Carvalho Paulo Costa, Carvalho Maria da Gloria Costa, Degrave Wim, Lilla Sergio, De Nucci Gilberto, Fonseca Raul, Spector Nelson, Musacchio Juliane, Domont Gilberto Barbosa
Laboratory for Functional Genomics and Bioinformatics, Oswaldo Cruz Institute, Rio de Janeiro, Brazil.
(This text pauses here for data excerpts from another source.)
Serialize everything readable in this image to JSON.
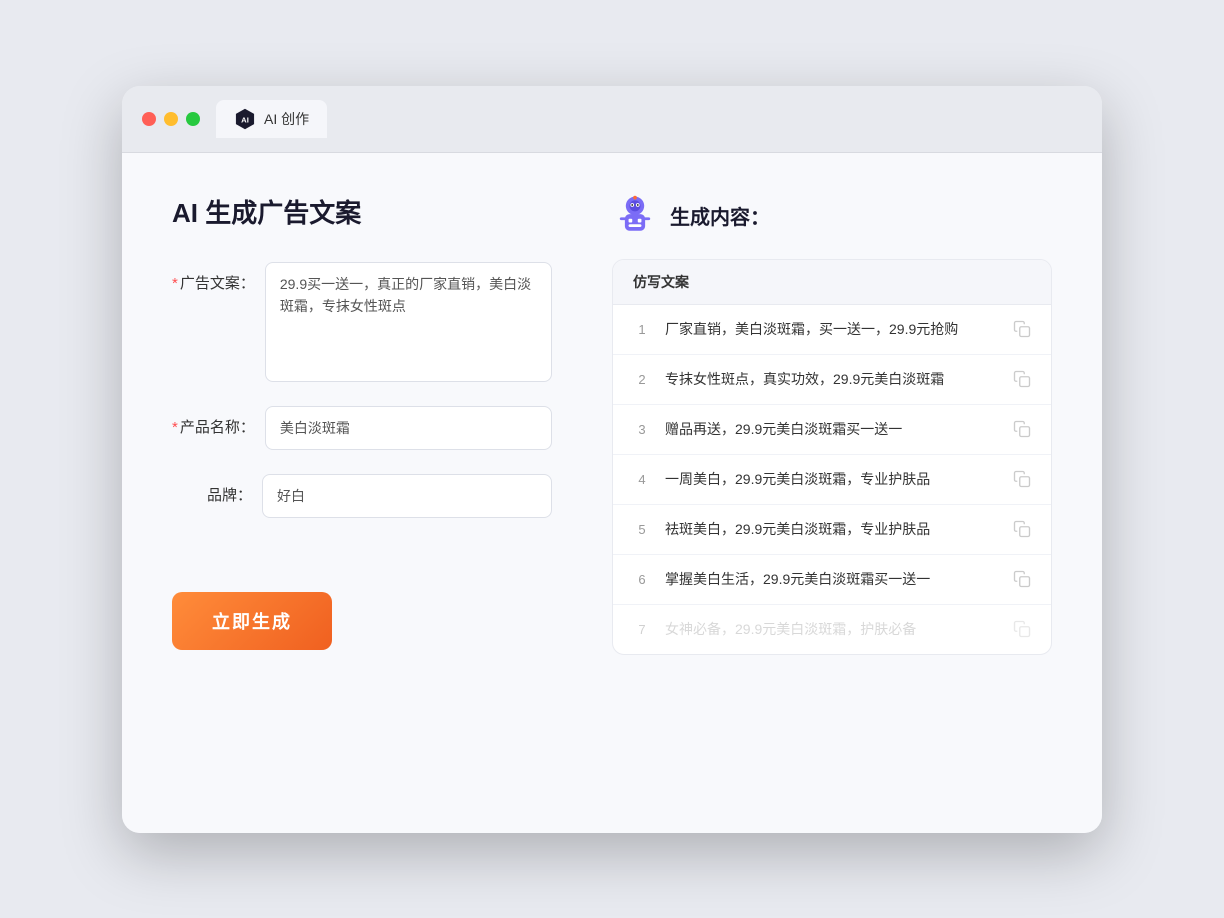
{
  "browser": {
    "tab_label": "AI 创作",
    "traffic_lights": [
      "red",
      "yellow",
      "green"
    ]
  },
  "left_panel": {
    "page_title": "AI 生成广告文案",
    "form": {
      "ad_copy_label": "广告文案：",
      "ad_copy_required": "*",
      "ad_copy_value": "29.9买一送一，真正的厂家直销，美白淡斑霜，专抹女性斑点",
      "product_name_label": "产品名称：",
      "product_name_required": "*",
      "product_name_value": "美白淡斑霜",
      "brand_label": "品牌：",
      "brand_value": "好白"
    },
    "generate_button": "立即生成"
  },
  "right_panel": {
    "title": "生成内容：",
    "table_header": "仿写文案",
    "results": [
      {
        "num": "1",
        "text": "厂家直销，美白淡斑霜，买一送一，29.9元抢购"
      },
      {
        "num": "2",
        "text": "专抹女性斑点，真实功效，29.9元美白淡斑霜"
      },
      {
        "num": "3",
        "text": "赠品再送，29.9元美白淡斑霜买一送一"
      },
      {
        "num": "4",
        "text": "一周美白，29.9元美白淡斑霜，专业护肤品"
      },
      {
        "num": "5",
        "text": "祛斑美白，29.9元美白淡斑霜，专业护肤品"
      },
      {
        "num": "6",
        "text": "掌握美白生活，29.9元美白淡斑霜买一送一"
      },
      {
        "num": "7",
        "text": "女神必备，29.9元美白淡斑霜，护肤必备",
        "faded": true
      }
    ]
  }
}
J Exp Ther Oncol. 2007;6(2):137-45.
More than 90% of patients with cancer, if diagnosed early, can be promptly treated; however diagnosis usually occurs after cancer cells have metastasized. Recent technological advances in mass spectrometry challenges the field of machine learning to model such high dimensional datasets for clinical diagnosis and prognosis. Here we use support vector machines recursive feature elimination to hunt for protein expression patterns in the serum mass spectra of Hodgkin's disease (HD) patients and control subjects (CS) that could aid in diagnosing-the disease. Based on eight selected features, support vector machines was able to correctly classify among all CS and HD patients based on the leave-one-out. We also correctly classified an independent dataset, acquired from the same samples, with the previously generated SVM model.
超过90%的癌症患者若能早期诊断,便可得到及时治疗;然而,诊断通常在癌细胞转移后才进行。质谱技术的最新进展促使机器学习领域为临床诊断和预后对如此高维的数据集进行建模。在此,我们使用支持向量机递归特征消除法来探寻霍奇金淋巴瘤(HD)患者和对照受试者(CS)血清质谱中的蛋白质表达模式,以辅助疾病诊断。基于八个选定特征,支持向量机能够通过留一法在所有对照受试者和HD患者中进行正确分类。我们还用之前生成的支持向量机模型对从相同样本获取的独立数据集进行了正确分类。